問73 25 歳の男性 A、会社員。A は、上司 B と共に社内の相談室に来室した。入社2年目であるが、仕事をなかなか覚えられず、計画的に進めることも苦手で、B から繰り返し助言されているという。B によれば、同僚にタイミング悪く話しかけたり、他の人にとって当たり前の決まり事に気がつかなかったりすることもあり、職場の中でも煙たがられているという。会社以外での対人関係で困ることはない。この1か月は早朝覚醒に悩まされ、起床時の気分も優れなかったため、会社を何日か休んだ。
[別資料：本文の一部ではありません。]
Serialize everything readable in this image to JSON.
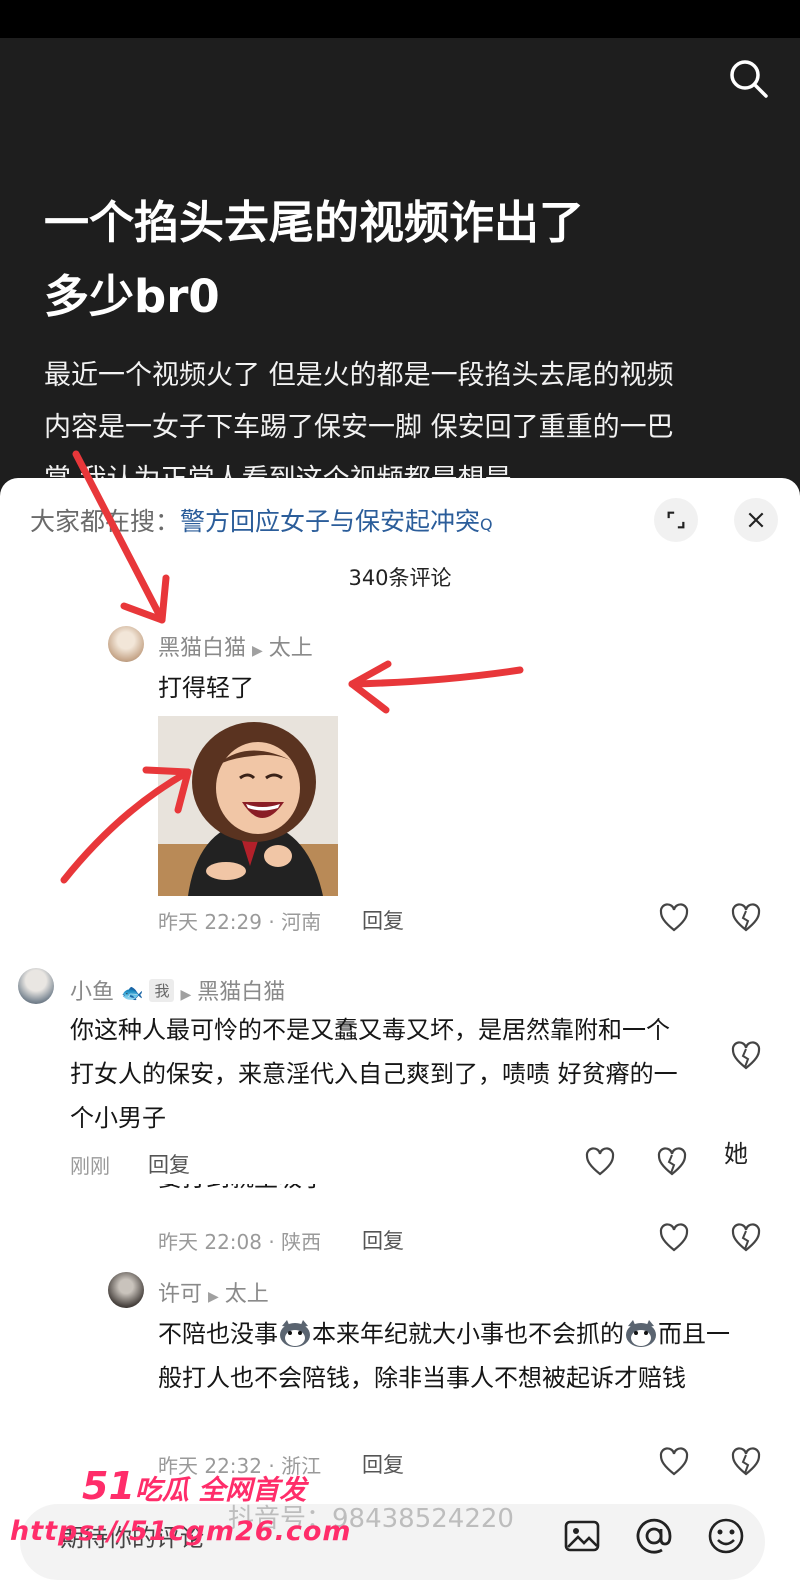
{
  "article": {
    "title_line1": "一个掐头去尾的视频诈出了",
    "title_line2": "多少br0",
    "body": "最近一个视频火了 但是火的都是一段掐头去尾的视频 内容是一女子下车踢了保安一脚 保安回了重重的一巴掌 我认为正常人看到这个视频都是想是"
  },
  "sheet": {
    "hot_prefix": "大家都在搜：",
    "hot_query": "警方回应女子与保安起冲突",
    "comment_count": "340条评论"
  },
  "comments": [
    {
      "user": "黑猫白猫",
      "reply_to": "太上",
      "text": "打得轻了",
      "meta": "昨天 22:29 · 河南",
      "reply_label": "回复"
    },
    {
      "user": "小鱼",
      "badge": "我",
      "reply_to": "黑猫白猫",
      "text": "你这种人最可怜的不是又蠢又毒又坏，是居然靠附和一个打女人的保安，来意淫代入自己爽到了，啧啧 好贫瘠的一个小男子",
      "meta": "刚刚",
      "reply_label": "回复"
    },
    {
      "partial_text": "要打到就生吸了",
      "meta": "昨天 22:08 · 陕西",
      "reply_label": "回复"
    },
    {
      "user": "许可",
      "reply_to": "太上",
      "text_part1": "不陪也没事",
      "text_part2": "本来年纪就大小事也不会抓的",
      "text_part3": "而且一般打人也不会陪钱，除非当事人不想被起诉才赔钱",
      "meta": "昨天 22:32 · 浙江",
      "reply_label": "回复"
    }
  ],
  "floating_text": "她",
  "input": {
    "placeholder": "期待你的评论",
    "douyin_watermark": "抖音号：98438524220"
  },
  "watermark": {
    "title_num": "51",
    "title_text": "吃瓜 全网首发",
    "url": "https://51cgm26.com"
  },
  "colors": {
    "arrow": "#e8373a",
    "link": "#2b5d9a",
    "watermark": "#ff2d6a"
  }
}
BDI-IIの得点は 42 点、AQ-J の得点は 35 点であり、Y-BOCS の症状評価リストは1項目が該当した。
A に関する見立てとして、最も適切なものを1つ選べ。

① 軽度抑うつ状態

② 強迫症/強迫性障害

③ 社交不安症/社交不安障害

④ 自閉スペクトラム症/自閉症スペクトラム障害ASD

問73に関しては、自閉スペクトラム症が解答となっている問題ですが、さまざまな心理検査および得点の解釈が焦点となる問題となっています。

 

非常に実践に即した問題といえますね。

 

問題文に記述されている心理検査はいずれも臨床現場のスクリーニングで用いられる検査なので、それぞれの検査が測定している意味や得点の分布について理解するきっかけになるのではないでしょうか。

 

問題の解説はこちらをどうぞ💁🏻

 

 

 



 

まとめ

この記事では、第3回公認心理師資格試験の前半部分の問題から、復習しておくべき良問について紹介しました。

 

 

試験まで残された時間が少ない方は、是非この記事で紹介された問題だけでも取り組むことと良いかもしれません。